Does this bring back any memories? It's been a long time since I've used one of these. I was pretty clueless but they have change machines now so not having saved enough quarters is no longer an issue. There are no signs for times and prices so I ended up having to ask other people. I left feeling quite humble. The laundromat is a way of life for many people and it's not cheap. We dismiss homeless people as dirty but getting clean isn't easy and it comes with a hefty pricetag. They're going to be my peeps for the next couple of weeks.

Monday, December 26, 2011

A High Desert Christmas

Before: This is our hay shelter after the wind storm that burned and devastated much of Reno.
After: Fred has been working on it a little at a time and Christmas Eve day he came over, got our teenage neighbors to help him hoist up the roof, and we're back in business. It's beautimus and anchored with two bags of cement and Jimmy Hoffa.
Princess Alexia.
Neighbors Carol, Myrna, Carl and Angela.
I'm glad I wasn't near that discussion, between a liberal and a conservative. I think that's what I love about our friends out here. Respect is still practiced.
Christmas Eve is our open house for family, friends and neighbors. Wait, that sounds bad - our neighbors *are* our friends. The two boys in this shot are mine - my youngest son Matt and my SIL Mikeal - who was celebrating his 20th anniversary of marriage to my daughter. Sadly I'm not a photographer and don't think like one so missed getting a shot of them together.

Christmas morning Ian and I exchanged our gifts and I slipped off to Mass. I know it sounds silly to drive that far for a church service, but this is the first time I've gotten to attend Mass on Christmas and I had my heart set on it. As soon as I got home, we lit off for Carol and Harry's to celebrate Christmas day.
They had their own open house and celebration and the absolute star was six-week-old Delia. She wasn't the grinch that stole Christmas - she was the doll that stole Christmas!! I love this photo and the look on her daddy's face. As I share my holiday with you, my wish is that you loved yours just as much as I loved mine.

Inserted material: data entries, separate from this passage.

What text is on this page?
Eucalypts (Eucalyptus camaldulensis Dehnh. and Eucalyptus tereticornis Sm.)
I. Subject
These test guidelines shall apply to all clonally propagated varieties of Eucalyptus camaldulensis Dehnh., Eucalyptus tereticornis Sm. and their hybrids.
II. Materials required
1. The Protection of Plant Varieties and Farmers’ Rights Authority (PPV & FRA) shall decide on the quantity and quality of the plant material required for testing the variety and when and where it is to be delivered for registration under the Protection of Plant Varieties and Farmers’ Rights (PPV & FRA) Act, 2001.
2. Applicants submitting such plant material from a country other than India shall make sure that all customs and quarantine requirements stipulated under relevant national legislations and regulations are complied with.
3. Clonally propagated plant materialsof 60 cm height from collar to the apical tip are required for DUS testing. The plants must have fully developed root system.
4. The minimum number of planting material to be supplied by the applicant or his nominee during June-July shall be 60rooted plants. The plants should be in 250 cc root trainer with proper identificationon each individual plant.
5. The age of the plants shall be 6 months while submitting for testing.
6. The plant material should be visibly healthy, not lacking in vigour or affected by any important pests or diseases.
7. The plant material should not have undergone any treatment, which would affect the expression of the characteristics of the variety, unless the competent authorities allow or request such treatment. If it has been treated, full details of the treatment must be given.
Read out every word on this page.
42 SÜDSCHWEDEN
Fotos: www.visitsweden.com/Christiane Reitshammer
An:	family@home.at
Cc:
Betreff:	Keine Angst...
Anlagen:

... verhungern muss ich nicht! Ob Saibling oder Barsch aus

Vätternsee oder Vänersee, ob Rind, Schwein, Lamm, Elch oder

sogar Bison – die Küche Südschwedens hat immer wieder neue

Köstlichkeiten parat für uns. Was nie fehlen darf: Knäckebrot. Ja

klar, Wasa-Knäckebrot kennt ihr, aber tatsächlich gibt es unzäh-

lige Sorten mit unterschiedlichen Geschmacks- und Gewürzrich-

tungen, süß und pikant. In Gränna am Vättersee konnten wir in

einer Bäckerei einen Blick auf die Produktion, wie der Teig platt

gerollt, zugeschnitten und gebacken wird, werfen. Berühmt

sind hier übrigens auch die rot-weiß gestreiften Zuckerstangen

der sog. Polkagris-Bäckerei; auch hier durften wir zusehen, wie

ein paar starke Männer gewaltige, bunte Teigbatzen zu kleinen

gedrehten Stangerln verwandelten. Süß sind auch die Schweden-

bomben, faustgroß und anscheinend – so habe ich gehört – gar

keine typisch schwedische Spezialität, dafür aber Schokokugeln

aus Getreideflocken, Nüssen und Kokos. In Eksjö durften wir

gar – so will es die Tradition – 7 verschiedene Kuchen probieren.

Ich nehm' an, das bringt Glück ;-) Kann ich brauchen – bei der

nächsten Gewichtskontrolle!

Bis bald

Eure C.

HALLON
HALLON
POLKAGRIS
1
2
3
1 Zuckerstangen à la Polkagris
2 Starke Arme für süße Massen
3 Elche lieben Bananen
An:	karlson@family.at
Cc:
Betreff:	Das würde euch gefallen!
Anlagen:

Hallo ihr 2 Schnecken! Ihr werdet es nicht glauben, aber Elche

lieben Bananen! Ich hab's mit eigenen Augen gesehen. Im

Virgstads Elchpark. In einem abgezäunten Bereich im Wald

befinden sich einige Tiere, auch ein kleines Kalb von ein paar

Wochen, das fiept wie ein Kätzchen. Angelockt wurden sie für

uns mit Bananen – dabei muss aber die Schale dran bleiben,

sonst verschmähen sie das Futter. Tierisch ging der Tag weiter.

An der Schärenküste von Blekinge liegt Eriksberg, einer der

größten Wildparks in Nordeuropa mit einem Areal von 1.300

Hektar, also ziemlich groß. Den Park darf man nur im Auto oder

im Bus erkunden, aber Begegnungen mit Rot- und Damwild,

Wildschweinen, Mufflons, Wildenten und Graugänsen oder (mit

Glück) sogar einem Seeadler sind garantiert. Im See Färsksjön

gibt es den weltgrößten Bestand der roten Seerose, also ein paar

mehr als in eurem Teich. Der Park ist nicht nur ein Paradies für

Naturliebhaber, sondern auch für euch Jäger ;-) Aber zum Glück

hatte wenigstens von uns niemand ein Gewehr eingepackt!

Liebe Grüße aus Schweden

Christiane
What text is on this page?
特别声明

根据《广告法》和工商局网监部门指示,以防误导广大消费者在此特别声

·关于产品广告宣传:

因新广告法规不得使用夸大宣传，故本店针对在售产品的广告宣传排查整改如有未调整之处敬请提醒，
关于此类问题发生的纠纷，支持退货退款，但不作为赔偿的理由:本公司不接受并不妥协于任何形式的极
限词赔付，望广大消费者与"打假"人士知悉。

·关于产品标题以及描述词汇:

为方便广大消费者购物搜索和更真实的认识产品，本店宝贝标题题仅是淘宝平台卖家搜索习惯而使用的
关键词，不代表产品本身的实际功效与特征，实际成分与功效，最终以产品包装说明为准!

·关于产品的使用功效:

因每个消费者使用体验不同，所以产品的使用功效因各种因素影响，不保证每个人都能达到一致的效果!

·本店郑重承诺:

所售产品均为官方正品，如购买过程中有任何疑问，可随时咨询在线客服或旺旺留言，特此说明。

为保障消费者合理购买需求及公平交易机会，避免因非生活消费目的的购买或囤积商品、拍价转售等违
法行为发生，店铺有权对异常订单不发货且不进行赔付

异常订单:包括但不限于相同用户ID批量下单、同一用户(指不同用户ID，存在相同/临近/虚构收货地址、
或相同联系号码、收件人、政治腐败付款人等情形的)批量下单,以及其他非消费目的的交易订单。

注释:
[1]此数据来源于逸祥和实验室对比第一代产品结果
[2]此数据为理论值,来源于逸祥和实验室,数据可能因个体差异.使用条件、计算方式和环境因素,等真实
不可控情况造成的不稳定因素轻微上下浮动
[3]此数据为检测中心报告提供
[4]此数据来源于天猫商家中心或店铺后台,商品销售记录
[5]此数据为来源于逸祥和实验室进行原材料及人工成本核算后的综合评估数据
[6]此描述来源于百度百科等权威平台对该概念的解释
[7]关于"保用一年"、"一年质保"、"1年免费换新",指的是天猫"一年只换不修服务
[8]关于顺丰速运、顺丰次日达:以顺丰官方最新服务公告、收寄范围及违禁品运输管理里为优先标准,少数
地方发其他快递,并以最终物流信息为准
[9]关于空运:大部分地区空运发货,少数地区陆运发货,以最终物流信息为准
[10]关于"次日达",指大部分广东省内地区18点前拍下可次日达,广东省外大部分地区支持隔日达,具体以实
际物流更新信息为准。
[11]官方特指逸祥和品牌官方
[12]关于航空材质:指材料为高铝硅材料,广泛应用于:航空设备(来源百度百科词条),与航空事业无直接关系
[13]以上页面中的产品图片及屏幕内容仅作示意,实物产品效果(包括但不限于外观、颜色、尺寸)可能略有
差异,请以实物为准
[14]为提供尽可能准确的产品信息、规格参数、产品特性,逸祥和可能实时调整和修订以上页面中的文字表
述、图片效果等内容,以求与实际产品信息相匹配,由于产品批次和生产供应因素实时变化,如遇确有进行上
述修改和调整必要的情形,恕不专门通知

However, mine did end with a bang. That would be the dryer blowing up this morning. It was cheap when we bought ten years ago, so I have to acknowledge that we got our money's worth. However, we're leaving in two days for SoCal and I will complain about the timing. We have an online subscription to Consumer Reports so I spent a couple hours researching replacements. The winner is Kenmore. I'll go to Sears tomorrow after I go to the laundromat and I'll get a Sear's credit card - that card provides about $200 in discounts. Then I'll come home and order the machines - we've decided to replace both - and have them delivered and installed when we get home. Bah humbug!

Friday, December 23, 2011

I Know What I'm Doing - Who Said That?!

I woke up Wednes-
day morning and started to knit on the baby sweater with my cuppa when the light went on. This is Plymouth Encore and at 70% acrylic, this is the size the sweater will be when blocked. I looked up the yarn online and realized that the yarn is 20 stitches to four inches, and the pattern called for 18 stitches to four inches. It was an in-town day so I eliminated two stops and added one to Jimmy Beans Wool. It's over 50 miles from here, but when I'm in town already, it doesn't feel so bad.
My trip to town started with making a date to have lunch with my DD Chris. It was the day after her final exam and so we decided to eat on campus and then shop at the bookstore. She was telling me about the video that Kiernan and Alexia had made the night before about zombies as we walked through the building. In the back, I could hear something and then something again. Finally I heard - Sharon! It was Amy! We haven't seen each other for months and were passing through space and time at that moment - an unexpected treat.
I walked into the JBW store, which was surpris-
ingly busy for its remote location, and a clerk who was clearly helping someone else asked if she could help me. I said - I need to buy some yarn. Have I come to the right place?? Sometimes I crack myself up. The lady she was helping was holding some mohair in the exact color I was looking for. The clerk looked at my pattern and directed me to the same color in Lorna's Laces.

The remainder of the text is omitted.